Slender and somewhat tall, Julie’s moods and ways may swing with his environment, including its sadness and its pains, but he has always believed that laughter is the best medicine even for back-ache. And it seems both of us and those who join our circle never get older day by day.
A year ago he put an end to his life as a pechay planter. Business had not been good and the weather had been so unkind. So stop planting. Diversify. Then I saw him tending sheep and goats owned by one rich man. And so amidst the cacophony of bleating goats and blah-ing sheep, we put finishing touches to a dream by putting an end to that dream—the vegetable truck farm we had envisioned over cups of coffee during days and nights of rain that detained me in this mountain lair never saw reality. You are now a pastor of goats and sheep, I said. That’s good.
I encouraged him to get a license to drive; he did. I urged him to learn driving a jeepney and he became an expert in it.
And so the dreams of youth that I had and which I laid out before Julie’s eyes became his dreams too. His wife underwent training to become a sewer of ready-to-wear garments. Then he told me his wife had been accepted to work in a garment factory. I said good. That means she would stay in the city and you’d remain in this mountain lair of yours– far from the madding crowd, far too from the economy that moves. “She would be working seven days a week with half of a day of rest,” he said, “and that rest is not on Sunday. And she would be allowed to come home only once a month.” Wow, how can you manage that? I asked.
Listen, I told him. These are trying times.

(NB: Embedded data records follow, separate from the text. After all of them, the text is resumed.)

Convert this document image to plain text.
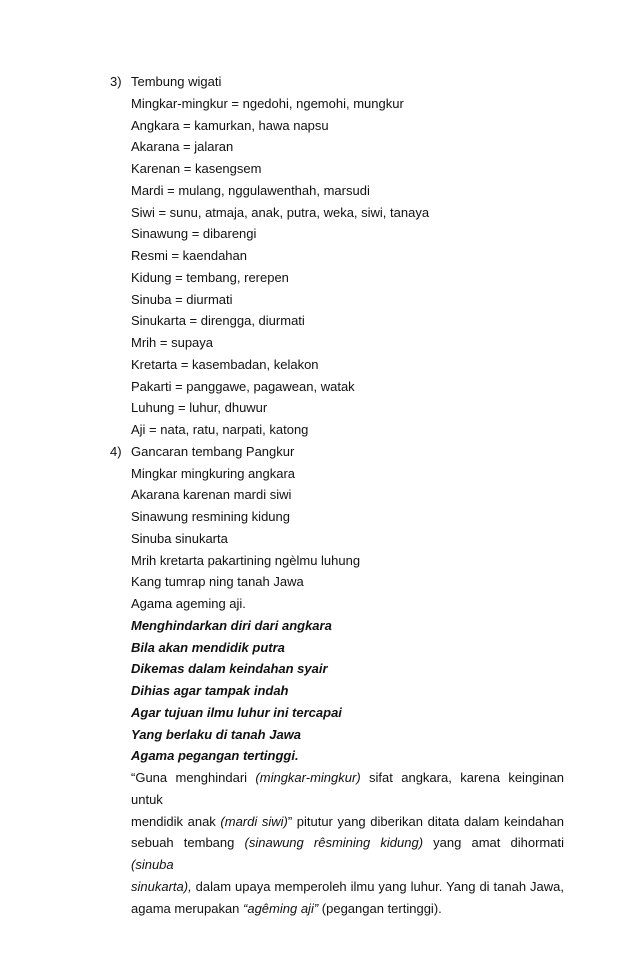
3) Tembung wigati
Mingkar-mingkur = ngedohi, ngemohi, mungkur
Angkara = kamurkan, hawa napsu
Akarana = jalaran
Karenan = kasengsem
Mardi = mulang, nggulawenthah, marsudi
Siwi = sunu, atmaja, anak, putra, weka, siwi, tanaya
Sinawung = dibarengi
Resmi = kaendahan
Kidung = tembang, rerepen
Sinuba = diurmati
Sinukarta = direngga, diurmati
Mrih = supaya
Kretarta = kasembadan, kelakon
Pakarti = panggawe, pagawean, watak
Luhung = luhur, dhuwur
Aji = nata, ratu, narpati, katong
4) Gancaran tembang Pangkur
Mingkar mingkuring angkara
Akarana karenan mardi siwi
Sinawung resmining kidung
Sinuba sinukarta
Mrih kretarta pakartining ngèlmu luhung
Kang tumrap ning tanah Jawa
Agama ageming aji.
Menghindarkan diri dari angkara
Bila akan mendidik putra
Dikemas dalam keindahan syair
Dihias agar tampak indah
Agar tujuan ilmu luhur ini tercapai
Yang berlaku di tanah Jawa
Agama pegangan tertinggi.
“Guna menghindari (mingkar-mingkur) sifat angkara, karena keinginan untuk
mendidik anak (mardi siwi)” pitutur yang diberikan ditata dalam keindahan
sebuah tembang (sinawung rêsmining kidung) yang amat dihormati (sinuba
sinukarta), dalam upaya memperoleh ilmu yang luhur. Yang di tanah Jawa,
agama merupakan “agêming aji” (pegangan tertinggi).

The city is full of lights but there are sons of darkness prowling in its every corner. These will try your souls; these will try your marriage too, if it is meant to survive. Both of you are still young– she’s 19 and you’re 22. And remember, you have a pretty woman for a wife. Take good care of her, and that takes care of your marriage.
Last Sunday I was back. I was told that Julie’s wife is now on her first day on the job. But Julie and his daughter too were nowhere to be seen. Where are they, I asked. “He resigned,” Edward said.
And Edward told me why: It is because of the “Pasi-aw ni Pastor Ed” (”The joke of Pastor Ed”).
What I said about his wife and his marriage set Julie into thinking. It was not meant as a joke.
The family is now in the city. He’ll drive jeepneys if not tricycles, and he would be near her– to keep their marriage intact.